For those who need a quick and easy solution, I have found this to be the best mapping plugin available by a long shot, and I have tested a number of them. Once you wrap your head around the plugin workflow, managing large numbers of placemarks is easy.
The good:
1- Creating new placemarks and assigning them to maps is easy once you figure out the framework.
2- Bulk importing of placemarks is possible to save time for larger datasets.
3- The icon set delivered with the plugin, plus the others available on the web is fantastic!
4- Can easily use your own icons.
5- Maps are stylish and it is easy to change the parameters via a huge selection of customizable options.
6- Popups are stylish and easy to further customize via CSS.
7- Zoom features are innovative. When you have a bunch of placemarks and are zoomed way out, all you see is a circle with a number corresponding to the number of placemarks you have in that area. Clicking on the number zooms you in to the extent of the placemarks comprising that cluster.
The Bad:
1- If you have multiple maps that use the same marker, you cannot share that marker- you need to create duplicates.

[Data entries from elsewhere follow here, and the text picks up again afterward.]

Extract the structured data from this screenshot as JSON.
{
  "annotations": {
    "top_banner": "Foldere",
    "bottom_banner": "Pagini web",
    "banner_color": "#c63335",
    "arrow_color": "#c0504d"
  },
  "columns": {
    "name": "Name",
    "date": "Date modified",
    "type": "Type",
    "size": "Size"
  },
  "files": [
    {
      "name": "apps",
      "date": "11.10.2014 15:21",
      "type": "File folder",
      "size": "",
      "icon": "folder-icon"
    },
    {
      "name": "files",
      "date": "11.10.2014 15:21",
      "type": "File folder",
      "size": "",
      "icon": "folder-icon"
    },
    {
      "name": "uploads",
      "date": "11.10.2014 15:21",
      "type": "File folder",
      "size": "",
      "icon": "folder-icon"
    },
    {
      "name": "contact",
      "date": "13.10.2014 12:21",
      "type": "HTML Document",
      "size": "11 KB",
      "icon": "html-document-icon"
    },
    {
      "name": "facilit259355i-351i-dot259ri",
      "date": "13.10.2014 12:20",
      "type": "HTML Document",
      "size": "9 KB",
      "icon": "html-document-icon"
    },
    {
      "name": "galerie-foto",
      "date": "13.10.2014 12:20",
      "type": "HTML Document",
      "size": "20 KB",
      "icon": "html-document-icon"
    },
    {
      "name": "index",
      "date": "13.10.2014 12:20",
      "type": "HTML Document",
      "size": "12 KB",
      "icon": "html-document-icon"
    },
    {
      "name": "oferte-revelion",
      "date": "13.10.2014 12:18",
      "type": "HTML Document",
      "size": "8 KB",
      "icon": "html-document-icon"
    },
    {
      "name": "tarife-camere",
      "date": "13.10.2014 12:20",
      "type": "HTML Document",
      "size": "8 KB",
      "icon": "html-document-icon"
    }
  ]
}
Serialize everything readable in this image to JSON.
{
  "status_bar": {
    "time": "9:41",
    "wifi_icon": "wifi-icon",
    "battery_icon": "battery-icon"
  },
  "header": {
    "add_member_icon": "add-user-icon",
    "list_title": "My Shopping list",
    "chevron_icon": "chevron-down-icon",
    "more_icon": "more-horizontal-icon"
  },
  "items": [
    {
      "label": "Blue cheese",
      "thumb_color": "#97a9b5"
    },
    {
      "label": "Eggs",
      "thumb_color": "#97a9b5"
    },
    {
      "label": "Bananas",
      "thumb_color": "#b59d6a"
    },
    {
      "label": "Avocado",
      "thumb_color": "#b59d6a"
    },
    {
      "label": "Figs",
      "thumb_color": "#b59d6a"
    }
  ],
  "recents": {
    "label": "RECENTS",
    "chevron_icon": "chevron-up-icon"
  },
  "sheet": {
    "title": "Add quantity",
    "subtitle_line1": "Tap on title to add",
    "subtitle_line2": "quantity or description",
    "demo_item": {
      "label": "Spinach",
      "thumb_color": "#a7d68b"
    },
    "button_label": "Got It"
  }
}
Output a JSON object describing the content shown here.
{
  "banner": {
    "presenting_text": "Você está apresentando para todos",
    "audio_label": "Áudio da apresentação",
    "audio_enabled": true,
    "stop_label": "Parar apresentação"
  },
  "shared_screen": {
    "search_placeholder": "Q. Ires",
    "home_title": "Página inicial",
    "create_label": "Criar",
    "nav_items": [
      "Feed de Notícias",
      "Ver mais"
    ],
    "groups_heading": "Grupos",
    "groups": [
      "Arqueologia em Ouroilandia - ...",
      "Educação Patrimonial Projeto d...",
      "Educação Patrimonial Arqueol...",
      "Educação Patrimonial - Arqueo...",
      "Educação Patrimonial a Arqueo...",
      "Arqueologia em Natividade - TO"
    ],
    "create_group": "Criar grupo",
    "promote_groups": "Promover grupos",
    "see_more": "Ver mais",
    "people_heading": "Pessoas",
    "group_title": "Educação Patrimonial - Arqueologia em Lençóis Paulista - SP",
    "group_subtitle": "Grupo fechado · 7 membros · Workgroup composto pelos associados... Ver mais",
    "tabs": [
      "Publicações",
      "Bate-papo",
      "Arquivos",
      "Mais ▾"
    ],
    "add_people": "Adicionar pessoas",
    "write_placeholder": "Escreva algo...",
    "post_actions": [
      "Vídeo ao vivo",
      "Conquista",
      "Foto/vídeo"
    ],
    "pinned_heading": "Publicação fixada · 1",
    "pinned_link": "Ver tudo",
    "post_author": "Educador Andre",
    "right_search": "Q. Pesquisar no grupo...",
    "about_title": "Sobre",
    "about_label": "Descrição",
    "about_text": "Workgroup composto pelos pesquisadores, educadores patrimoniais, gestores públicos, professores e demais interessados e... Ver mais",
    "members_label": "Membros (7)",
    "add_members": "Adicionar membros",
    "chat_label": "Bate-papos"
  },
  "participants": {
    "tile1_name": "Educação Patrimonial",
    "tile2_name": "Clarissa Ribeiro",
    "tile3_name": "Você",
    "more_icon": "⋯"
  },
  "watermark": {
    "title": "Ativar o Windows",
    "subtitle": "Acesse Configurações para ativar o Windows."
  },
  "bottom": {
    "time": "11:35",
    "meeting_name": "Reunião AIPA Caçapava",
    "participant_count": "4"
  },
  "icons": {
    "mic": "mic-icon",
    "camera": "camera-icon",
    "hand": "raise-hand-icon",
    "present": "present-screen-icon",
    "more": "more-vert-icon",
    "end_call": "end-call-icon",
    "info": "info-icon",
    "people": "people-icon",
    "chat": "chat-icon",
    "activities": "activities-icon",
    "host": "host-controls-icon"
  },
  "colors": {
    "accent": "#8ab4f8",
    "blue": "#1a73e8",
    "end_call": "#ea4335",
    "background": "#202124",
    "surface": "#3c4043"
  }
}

This also applies to tracks.
2- The map can display multiple tracks, however all the tracks get combined into one entity. This is a serious drawback for those wishing to display any kind of network (ie trails, roads, utilities) where the network components have different colors or attributes. For example you may want to display a trail network by difficulty (green, blue, black) or a by name. No can do at this time.
3- There is no ability to copy and modify an existing marker if say you only need to change the coordinates. This adds time to a project if you have 20 parking lot markers to create and the only difference between them is the location. It is one of those small things that can add to the frustration factor in a larger project.
The Ugly:
Nothing so far!
The Verdict:
4 stars for how it sits today, 5 stars for addressing the track display issues and streamlining the workflow.